[ad_1]

Christchurch, Nouvelle-Zélande – L’Australie, alors que son attente interminable pour les sous-marins à propulsion nucléaire se poursuit, a déposé une commande auprès d’Anduril Australie pour un certain nombre de sous-marins sans pilote de pointe qui seront livrés au cours des cinq prochaines années.
L’accord Royal Australian Navy – annoncé le 10 septembre après avoir été signé le 26 août – comprend une «flotte» de véhicules sous-marins sans pilote extra-pilés de requin fantôme, ou xluuvs. Le contrat avec Anduril Australia vaut 1,7 milliard de dollars, soit environ 1,12 milliard de dollars américains.
En plus de la production de requins fantômes en Australie, le contrat couvre le maintien de la main-d’œuvre et le développement de la plate-forme supplémentaire. La vitesse du projet est remarquable, passant de la signature à la production en seulement trois ans.
La production initiale à faible taux a déjà commencé, avec une expansion à la production à haut débit prévue pour l’année prochaine. Anduril Australie a noté que son usine de fabrication peut produire un «grand nombre» de requins fantômes tout électriques pour l’Australie et les alliés.
« Le Shark Ghost est une plate-forme de pointe mondiale réalisée ici en Australie », a commenté le ministre de la Défense Richard Marles. «Au cours des cinq prochaines années et au-delà, cela donnera à Navy les capacités de l’intelligence, de la surveillance et de la grève dont il a besoin.»
Canberra a déjà coulé 145 millions de dollars dans le programme de développement Ghost Shark depuis avril 2022, et Anduril Australia a livré trois prototypes plus des modules de charge utile de Mission avant le calendrier.
Anduril a expliqué que le requin fantôme «a été conçu pour transporter plusieurs charges utiles de mission distinctes, qui ont toutes été conçues et livrées dans le cadre du programme R&D.»

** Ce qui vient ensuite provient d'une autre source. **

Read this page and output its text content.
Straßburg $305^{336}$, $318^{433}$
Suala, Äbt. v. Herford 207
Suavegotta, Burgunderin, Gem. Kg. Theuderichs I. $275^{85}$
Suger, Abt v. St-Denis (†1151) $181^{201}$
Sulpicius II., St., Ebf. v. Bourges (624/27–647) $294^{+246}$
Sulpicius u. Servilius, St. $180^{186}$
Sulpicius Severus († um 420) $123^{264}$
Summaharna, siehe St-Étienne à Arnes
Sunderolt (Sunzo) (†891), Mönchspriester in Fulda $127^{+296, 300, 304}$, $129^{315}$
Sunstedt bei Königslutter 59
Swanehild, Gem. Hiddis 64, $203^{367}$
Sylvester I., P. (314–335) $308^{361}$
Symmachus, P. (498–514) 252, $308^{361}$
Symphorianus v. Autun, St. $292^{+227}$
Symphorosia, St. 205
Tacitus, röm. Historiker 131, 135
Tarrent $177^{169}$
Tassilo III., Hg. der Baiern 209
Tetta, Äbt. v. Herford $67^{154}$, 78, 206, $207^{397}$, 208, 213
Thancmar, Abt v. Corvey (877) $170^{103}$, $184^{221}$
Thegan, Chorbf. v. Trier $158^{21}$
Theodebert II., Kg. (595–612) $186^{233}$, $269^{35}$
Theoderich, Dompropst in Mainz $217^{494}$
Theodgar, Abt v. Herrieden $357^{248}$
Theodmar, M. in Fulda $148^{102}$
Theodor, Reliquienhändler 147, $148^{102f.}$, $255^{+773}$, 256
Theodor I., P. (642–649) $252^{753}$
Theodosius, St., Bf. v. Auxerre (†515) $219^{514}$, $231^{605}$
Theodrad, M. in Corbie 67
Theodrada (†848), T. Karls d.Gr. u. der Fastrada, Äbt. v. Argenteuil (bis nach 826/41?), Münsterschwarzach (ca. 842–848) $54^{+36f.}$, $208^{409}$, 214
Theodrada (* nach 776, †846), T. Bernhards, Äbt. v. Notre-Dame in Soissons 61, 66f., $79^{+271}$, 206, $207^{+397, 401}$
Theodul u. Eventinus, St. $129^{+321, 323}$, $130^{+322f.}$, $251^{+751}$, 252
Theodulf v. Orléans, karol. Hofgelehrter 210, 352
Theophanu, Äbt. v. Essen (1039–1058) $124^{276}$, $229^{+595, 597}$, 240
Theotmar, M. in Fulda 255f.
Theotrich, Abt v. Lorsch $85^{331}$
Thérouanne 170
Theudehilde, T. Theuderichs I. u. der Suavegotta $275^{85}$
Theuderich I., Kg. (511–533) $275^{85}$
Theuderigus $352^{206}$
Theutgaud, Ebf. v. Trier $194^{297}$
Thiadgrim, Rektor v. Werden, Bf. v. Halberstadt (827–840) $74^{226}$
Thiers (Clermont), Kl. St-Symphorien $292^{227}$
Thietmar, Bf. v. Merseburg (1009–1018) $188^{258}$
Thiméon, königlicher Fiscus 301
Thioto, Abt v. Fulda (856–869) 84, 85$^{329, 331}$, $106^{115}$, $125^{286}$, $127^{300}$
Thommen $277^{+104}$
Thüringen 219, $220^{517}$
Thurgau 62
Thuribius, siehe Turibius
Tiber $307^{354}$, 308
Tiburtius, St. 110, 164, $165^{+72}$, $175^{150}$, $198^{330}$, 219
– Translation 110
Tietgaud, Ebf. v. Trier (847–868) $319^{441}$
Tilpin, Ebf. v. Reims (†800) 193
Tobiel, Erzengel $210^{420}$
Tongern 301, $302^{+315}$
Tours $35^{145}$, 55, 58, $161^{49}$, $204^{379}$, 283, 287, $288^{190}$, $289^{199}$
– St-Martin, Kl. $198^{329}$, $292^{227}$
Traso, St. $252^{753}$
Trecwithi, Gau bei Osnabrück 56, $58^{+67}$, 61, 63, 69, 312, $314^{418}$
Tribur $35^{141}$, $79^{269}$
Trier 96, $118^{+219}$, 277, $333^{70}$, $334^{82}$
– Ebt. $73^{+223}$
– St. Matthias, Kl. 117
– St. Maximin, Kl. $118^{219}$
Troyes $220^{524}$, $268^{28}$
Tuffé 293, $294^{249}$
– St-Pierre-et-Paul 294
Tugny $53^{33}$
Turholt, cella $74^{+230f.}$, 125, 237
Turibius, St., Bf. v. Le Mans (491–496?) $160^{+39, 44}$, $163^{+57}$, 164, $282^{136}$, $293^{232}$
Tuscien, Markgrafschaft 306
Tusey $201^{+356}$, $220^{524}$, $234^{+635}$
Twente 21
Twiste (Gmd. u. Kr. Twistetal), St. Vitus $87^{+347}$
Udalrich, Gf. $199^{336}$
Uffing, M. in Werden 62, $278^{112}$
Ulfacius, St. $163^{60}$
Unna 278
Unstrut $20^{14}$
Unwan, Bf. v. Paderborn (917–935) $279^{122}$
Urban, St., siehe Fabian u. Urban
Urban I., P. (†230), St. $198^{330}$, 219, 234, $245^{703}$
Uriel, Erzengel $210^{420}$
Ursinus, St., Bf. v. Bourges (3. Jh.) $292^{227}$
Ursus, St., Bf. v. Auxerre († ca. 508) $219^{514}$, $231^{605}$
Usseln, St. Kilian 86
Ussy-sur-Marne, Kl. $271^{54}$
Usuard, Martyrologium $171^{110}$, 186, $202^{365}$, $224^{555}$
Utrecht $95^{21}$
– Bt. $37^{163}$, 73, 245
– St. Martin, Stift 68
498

S’adressant à Defense News avant la baisse de l’annonce, le Dr Ross Babbage, PDG de Strategic Forum, a déclaré que l’avantage de systèmes comme Ghost Shark réside dans leur déploiement à grande échelle.
Leur développement «a évolué très rapidement, beaucoup plus rapidement que la plupart des gens ne le pensent», a-t-il expliqué.
Babbage a déclaré qu’une grande flotte de métiers autonomes «changerait le jeu» dans la guerre sous-marine.
« Pourrions-nous le faire? Je crois que nous le pouvons », a-t-il déclaré. «La question est [whether it is] une priorité. «
Cette annonce semble répondre à cette question.
« Cette réalisation reflète ce qui est possible lorsque la défense et l’industrie travaillent à l’épaule: idéation, innovation et s’inspirant les uns les autres pour faire des progrès extraordinaires dans la technologie sous-marine », a noté David Goodrich, président et chef de la direction d’Anduril Australia.
La société a ajouté que le programme «est le résultat direct d’une décision audacieuse de la Royal Australian Navy de prendre des risques communs dans la poursuite de la vitesse et des capacités».
Quelque 42 entreprises australiennes sont déjà branchées sur la chaîne d’approvisionnement.
La société américaine a affirmé que le requin fantôme « avait dépassé les attentes les plus élevées » de la Marine après la fin des essais en juin.
« En bref, la vision de la Marine de s’associer à Anduril pour créer un véhicule sous-marin autonome perturbateur et très compétent qui complétera la flotte de sous-marins a été réalisé », a poursuivi le communiqué.
Anduril a ouvert une installation de production de requins fantômes dédiée à Rhode Island pour servir également son client américain.
La stratégie de défense nationale de l’année dernière a affecté des navires sous-marins et de surface sans priorité pour l’Australie.
En fait, seulement deux jours avant l’annonce d’Anduril, Leidos a révélé le 8 septembre qu’il avait commencé à construire un navire de surface sans pilote Archened pour l’Australie.
Le navire à coque en aluminium avec une portée de 1 500 milles peut-être effectué une surveillance ou même des missions dans les approches maritimes en Australie.
Gordon Arthur est correspondant en Asie pour la défense News. Après un passage de 20 ans travaillant à Hong Kong, il réside maintenant en Nouvelle-Zélande. Il a assisté à des exercices militaires et à des expositions de défense dans une vingtaine de pays dans la région Asie-Pacifique.